A bioenergetic model
(preprint under peer review)
From the deployment of the adult oysters from Croatia (September 2021) and for a year, we sampled approximately monthly (together with the technical help of Alessandro Buosi) oysters growth, weighing separately shell, somatic tissues and gonads. This was necessary and allowed us to calibrate a Scope For Growth based model, which is based on the available energy utilization (that eaten minus that used in catabolic processes) towards the growth of the different tissues (based on coefficients of allocations), using as inputs the chlorophyll and temperature coming from a continuous monitoring buoy situated at the site. The outputs of the model (weights of somatic tissue, gonads and shell tissue) showed promising results with patterns following growth in situ. The manuscript is currently undergoing peer-review, and is available as a pre-print.

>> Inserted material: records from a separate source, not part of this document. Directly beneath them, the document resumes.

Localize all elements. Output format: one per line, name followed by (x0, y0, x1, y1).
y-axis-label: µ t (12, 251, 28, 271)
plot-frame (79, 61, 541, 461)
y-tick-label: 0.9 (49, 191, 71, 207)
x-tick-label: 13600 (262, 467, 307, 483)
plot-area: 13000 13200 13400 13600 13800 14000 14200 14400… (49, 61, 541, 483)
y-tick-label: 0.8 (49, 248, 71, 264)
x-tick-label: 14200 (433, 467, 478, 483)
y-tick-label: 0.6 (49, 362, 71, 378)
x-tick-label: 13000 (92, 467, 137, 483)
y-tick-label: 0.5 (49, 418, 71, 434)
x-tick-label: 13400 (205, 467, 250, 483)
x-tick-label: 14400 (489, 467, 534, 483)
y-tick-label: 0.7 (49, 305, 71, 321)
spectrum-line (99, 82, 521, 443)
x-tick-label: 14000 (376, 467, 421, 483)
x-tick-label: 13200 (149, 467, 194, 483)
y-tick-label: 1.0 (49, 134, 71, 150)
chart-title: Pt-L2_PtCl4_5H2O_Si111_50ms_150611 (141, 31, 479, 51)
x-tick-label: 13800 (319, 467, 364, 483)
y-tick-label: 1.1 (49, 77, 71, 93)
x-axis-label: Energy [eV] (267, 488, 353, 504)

Bertolini C and Pastres R., "Identifying knowledge gaps for successful restorative aquaculture of Ostrea edulis: a bibliometric analysis", [version 1; peer review: awaiting peer review], Open Research Europe 2021, 1:103
The first part of the study was a literature review, available from Open Research Europe. The review grouped all research related to Ostrea edulis, both in form of peer reviewed international publication and as local knowledge from library sources. This comprehensive research showed that while restoration studies are recent, evidence for the loss of this species and potential causes (and solutions) have been discussed since the end of the 19th century. While diseases were undoubtedly a leading cause for initial reef loss, coupled with unregulated mass fishery, substratum limitation (given by a loss of seabed complexity, which was also a result of unregulated dredging) appears to be one of the leading limiting factors for both restoration and aquaculture of "O. edulis", and was already mentioned in the early texts that were found in the literature search.
La Fondazione di Ostrea
An aspect of the MAREA project is concerned with recruitment of oyster larvae, essential to obtain seed for aquaculture but also to kickstart the restoration and self-maintenance of reefs. Many benthic organisms have a planktonic larval stage and this means that larvae can travel long distances and then have to find a suitable substrate for attachment. Not many people are aware of this, and as a divulgative aspect I have written a little story which sees as a protagonist "Nassaia" (from the French, Naissain) a little oyster larva that leaves the home reef and gets into many adventures before finding a suitable stone to kick start her own reef. This is primarily targeted at children. I am ever so grateful for the help of the illustrator, Claudia Fratini, who made the drawings to complement the story.